Abu Dhabi’s Technology Innovation Institute has released an Arabic-first large language model that tops global test boards, an uncommon edge for a region long served by English-centric systems.

Falcon-H1 Arabic comes in 3B, 7B and 34B versions. The flagship posts 75.36% accuracy on comprehensive Arabic tasks and ranks first on the Open Arabic LLM Leaderboard. It also outperforms Meta’s Llama-70B and Alibaba’s Qwen-72B while using less than half their parameters. The smallest model beats Microsoft’s Phi-4 Mini by ten percentage points on equivalent benchmarks.

Arabic remains hard territory for AI. Flexible word order, dense morphology and constant switching between regional dialects and Modern Standard Arabic leave many global models missing context or tone. Academic research has pointed to a shortage of annotated datasets for dialect and informal speech. The impact shows up in classrooms, call centers and government portals where Arabic chatbots lag their English counterparts.

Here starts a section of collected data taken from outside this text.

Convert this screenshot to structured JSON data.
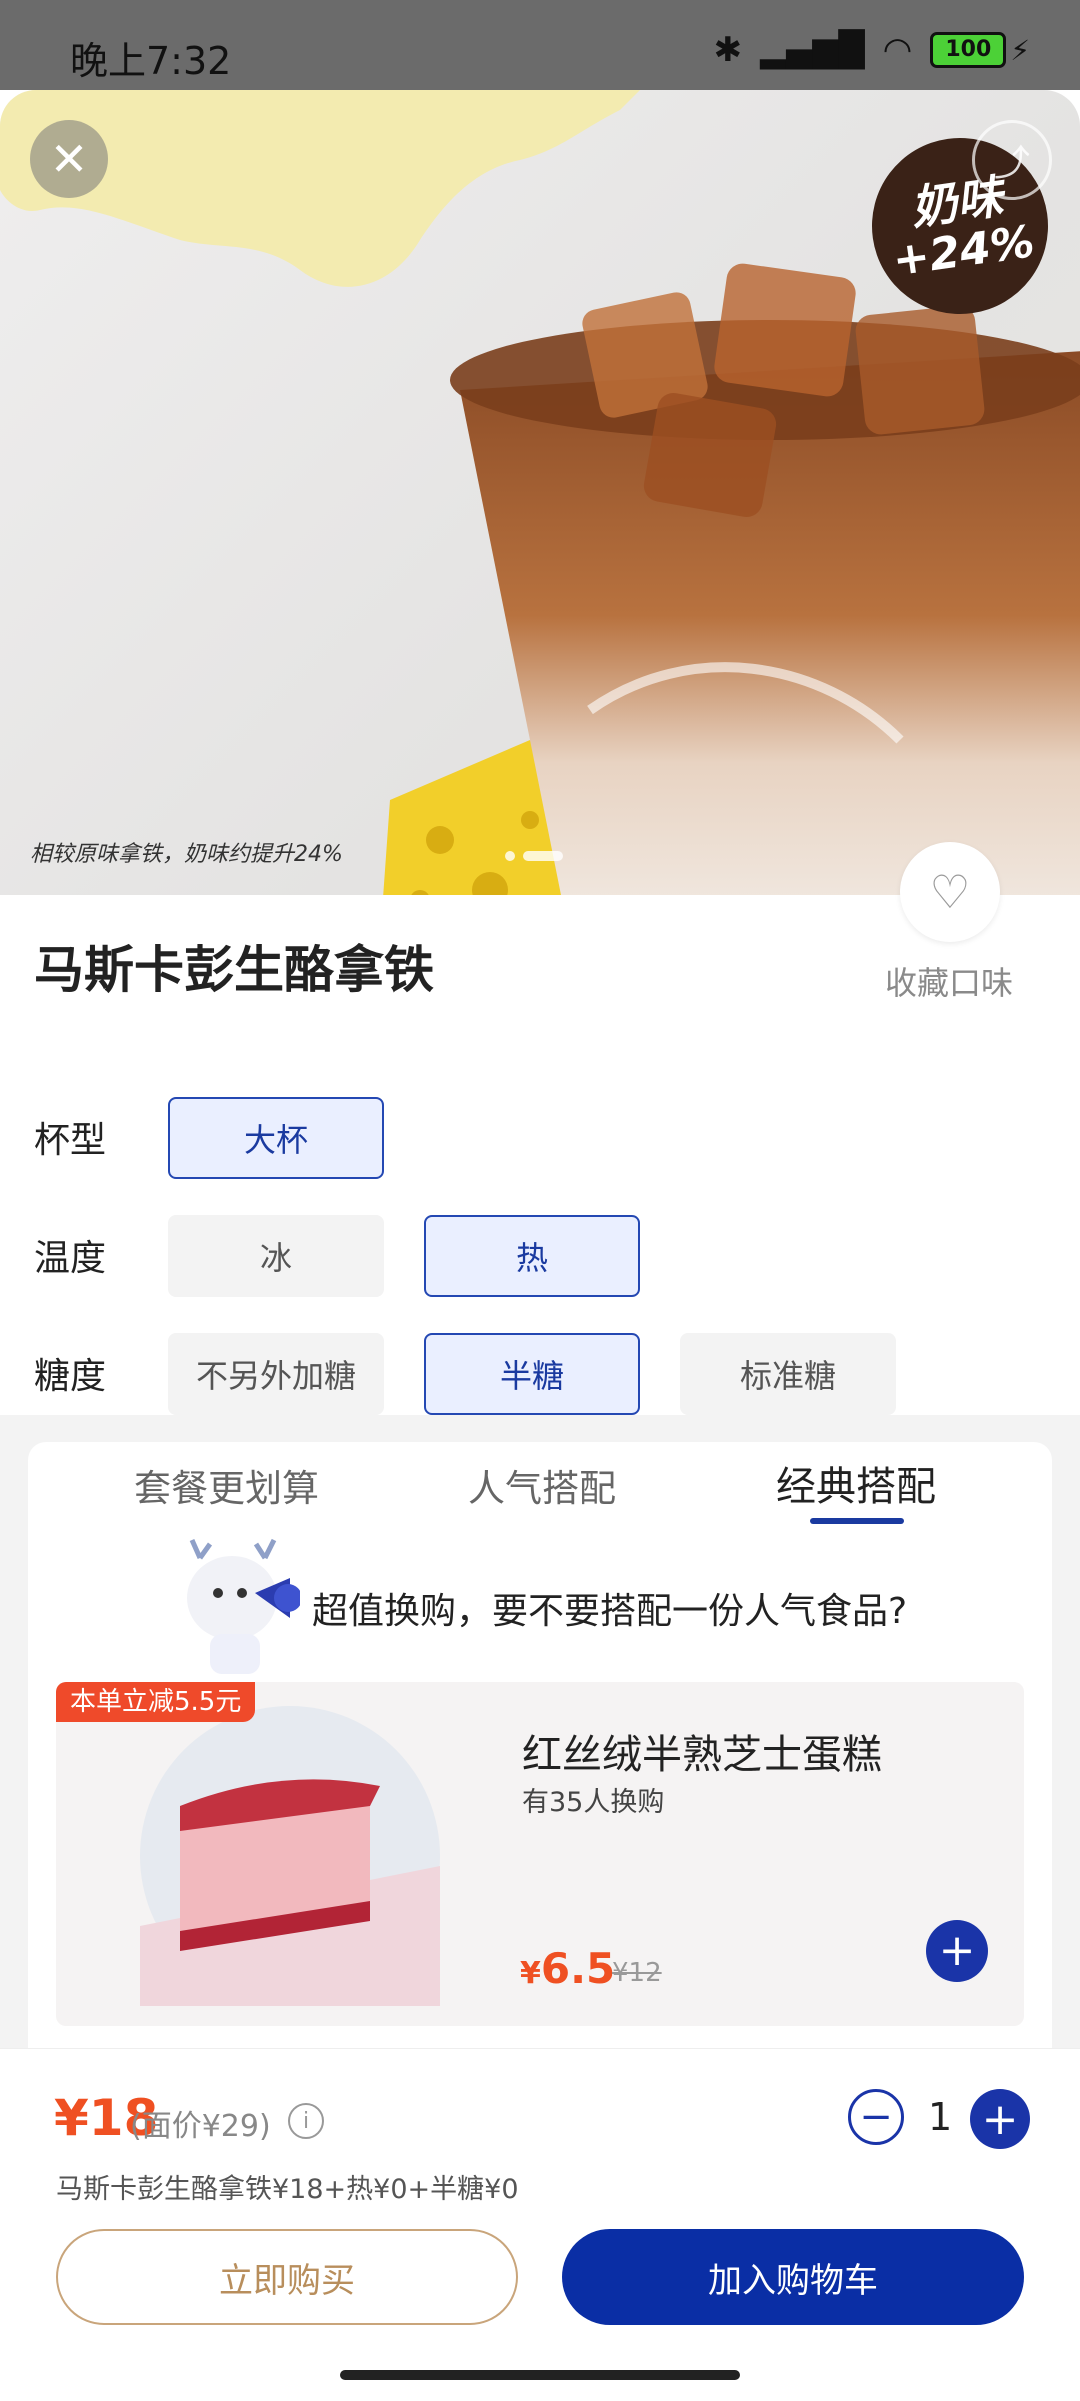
{
  "status_bar": {
    "time": "晚上7:32",
    "battery": "100"
  },
  "hero": {
    "badge_line1": "奶味",
    "badge_line2": "+24%",
    "caption": "相较原味拿铁，奶味约提升24%"
  },
  "product": {
    "title": "马斯卡彭生酪拿铁",
    "favorite_label": "收藏口味"
  },
  "options": [
    {
      "label": "杯型",
      "choices": [
        "大杯"
      ],
      "selected": "大杯"
    },
    {
      "label": "温度",
      "choices": [
        "冰",
        "热"
      ],
      "selected": "热"
    },
    {
      "label": "糖度",
      "choices": [
        "不另外加糖",
        "半糖",
        "标准糖"
      ],
      "selected": "半糖"
    }
  ],
  "tabs": [
    "套餐更划算",
    "人气搭配",
    "经典搭配"
  ],
  "active_tab": "经典搭配",
  "promo_text": "超值换购，要不要搭配一份人气食品?",
  "addon": {
    "discount_tag": "本单立减5.5元",
    "name": "红丝绒半熟芝士蛋糕",
    "buyers": "有35人换购",
    "price_symbol": "¥",
    "price": "6.5",
    "original_price": "¥12"
  },
  "bottom": {
    "price": "¥18",
    "price_note": "(面价¥29)",
    "quantity": "1",
    "summary": "马斯卡彭生酪拿铁¥18+热¥0+半糖¥0",
    "buy_now": "立即购买",
    "add_cart": "加入购物车"
  },
  "colors": {
    "accent": "#1a34a8",
    "price": "#ef5022",
    "gold": "#c9a57b"
  }
}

TII trained Falcon-H1 Arabic on formal writing, dialects and culturally grounded content. Beyond scores, it handles practical use: long conversations, reasoning rather than literal translation, and inputs of up to 192,000 words — enough for medical records or legal filings.

“The aim is innovation that is accessible, relevant, and impactful,” said Faisal Al Bannai, Adviser to the UAE President and Secretary-General of the Advanced Technology Research Council.

Also Read: Governata Raises $4M For Saudi AI Data-Governance Push

Arabic is spoken by more than 450 million people across over 20 countries, yet has often been treated as a secondary language for foundation models. The UAE move signals a push to flip that logic and build Arabic-native stacks rather than wait for global systems to improve.

Falcon models have led their categories since 2023. With H1 Arabic, TII is offering free access via chat.falconllm.tii.ae for developers, media, healthcare and public-sector users looking to automate in natural Arabic.

As the region continues to invest in sovereign computing and data localization, the addition of Falcon-H1 Arabic adds a powerful tool built for the native language, instead of an afterthought attached to an English-trained system.